Friday, 13 February 2009

Barbarians within the walls

The spectre of state failure should concern us all, even those within countries least at risk of it themselves. On top of the humanitarian obligations that increasing anarchy elsewhere imposes on those with the means to remedy the situation, failing states can pose a threat to the developed world by harbouring elements capable of striking at it. "It was not the well-organised Persian Empire that brought about the fall of Rome, but the barbarians”, as the eminent British diplomat Robert Cooper argues in his book The Breaking of Nations, quoted approvingly in last weeks Economist. While the Roman Empire represented stability, "outside the empire were barbarians, chaos and disorder."

The trouble is that this historical analogy is misleadingly false. The Germanic successor kingdoms that emerged from within the Western Empire in the 5th and 6th centuries were by no means the first "barbarian" structures of the Roman dominion. Indeed, ever since the days of the Republic, "barbarians" were employed to hold, defend and expand swathes of Roman territory, and with a military career a sure route to political power, Rome even began to have "barbarian" emperors from the 3rd century onwards. Successive waves of Germanic migration from at least the 2nd century BC put pressure on Rome, but "barbarians" were successfully absorbed into Roman structures of power for centuries, with those who led military expiditions against the empire often subsequently promoted to positions of power within it; even Attila the Hun was awarded the title of magister militum and was recruited by the rulers of Rome. Romulus Augustus, whose abdication in 476 is usually taken as marking the end of the Empire in the west, was the last Western Emperor because for Odoacer, the Germanic ruler of Italy, the title of Emperor had become more of a burden than a boon.
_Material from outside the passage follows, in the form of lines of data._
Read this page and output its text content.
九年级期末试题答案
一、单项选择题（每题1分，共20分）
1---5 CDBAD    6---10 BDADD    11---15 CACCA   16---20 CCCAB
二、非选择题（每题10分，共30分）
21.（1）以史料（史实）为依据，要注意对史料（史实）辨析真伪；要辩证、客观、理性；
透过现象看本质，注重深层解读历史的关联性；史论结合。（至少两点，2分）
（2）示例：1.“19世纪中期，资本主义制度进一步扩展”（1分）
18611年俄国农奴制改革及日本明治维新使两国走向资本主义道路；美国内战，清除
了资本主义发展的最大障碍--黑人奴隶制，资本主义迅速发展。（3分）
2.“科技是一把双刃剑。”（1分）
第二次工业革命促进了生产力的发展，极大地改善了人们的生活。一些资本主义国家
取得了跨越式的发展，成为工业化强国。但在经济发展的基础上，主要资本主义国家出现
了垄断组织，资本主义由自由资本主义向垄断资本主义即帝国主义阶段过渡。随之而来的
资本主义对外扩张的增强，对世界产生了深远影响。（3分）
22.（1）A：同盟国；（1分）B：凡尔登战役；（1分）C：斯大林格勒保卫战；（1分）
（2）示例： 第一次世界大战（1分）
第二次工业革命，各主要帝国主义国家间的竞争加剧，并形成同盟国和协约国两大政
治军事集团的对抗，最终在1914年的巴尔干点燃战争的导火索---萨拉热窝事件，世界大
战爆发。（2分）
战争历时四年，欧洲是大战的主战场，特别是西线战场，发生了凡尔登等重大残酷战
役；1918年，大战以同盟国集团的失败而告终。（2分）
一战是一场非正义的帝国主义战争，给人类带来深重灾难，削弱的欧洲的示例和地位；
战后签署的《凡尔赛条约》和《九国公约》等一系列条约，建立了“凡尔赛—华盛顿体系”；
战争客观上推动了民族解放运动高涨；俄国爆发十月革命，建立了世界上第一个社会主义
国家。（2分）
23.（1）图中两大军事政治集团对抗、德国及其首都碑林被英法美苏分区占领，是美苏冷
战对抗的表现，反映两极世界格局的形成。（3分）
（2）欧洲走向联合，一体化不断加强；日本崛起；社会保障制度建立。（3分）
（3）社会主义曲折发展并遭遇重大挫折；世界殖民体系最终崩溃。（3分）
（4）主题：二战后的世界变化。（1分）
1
Rome didn't fall to an unprecendented flood of chaos from beyond its lands; it survived as long as it did through a flexible and pragmatic embrace of "barbarian" peoples, and it failed in the 5th century when the mechanisms for dealing with them stopped functioning and Roman titles lost their allure. The story of the fall of Rome itself, therefore, is one of state failure, not of a comparatively developed polity undone by anarchy from distant lands. What is more, such an accurate assessment of the fate of Rome actually sheds more light on the current threats facing the developed world than Cooper's spurious reading. Failed states today are often feared primarily as havens for international terrorist organisations, but if we look at the terrorist atrocities that have occured in industrialised democracies over the last decade - those of New York and Washington, London and Madrid - they were all organised from bases in functioning states: the former from pre-invasion Afghanistan, and the latter two at least partly from Europe itself. As the Economist article cited above goes on to note, organisations such as Al-Qaeda simply couldn't function without stable modern structures such as international money transfers, mobile phone networks and the internet. In the modern world, as in ancient Rome, the barbarians to fear are often those who work within the system, rather than those from the chaos beyond.

1 comment:

Ranulf de Gernons said...

A most interesting item, which shows the value of a perceptive viwe of history in illuminating debate on the contemporary scene. Buit since 'barbarian' in Greek and Latin orignally meant 'foreigner',with an implication of inferiority, how long do you have to be part of the culture which absorbs you before you cease to be regarded as such?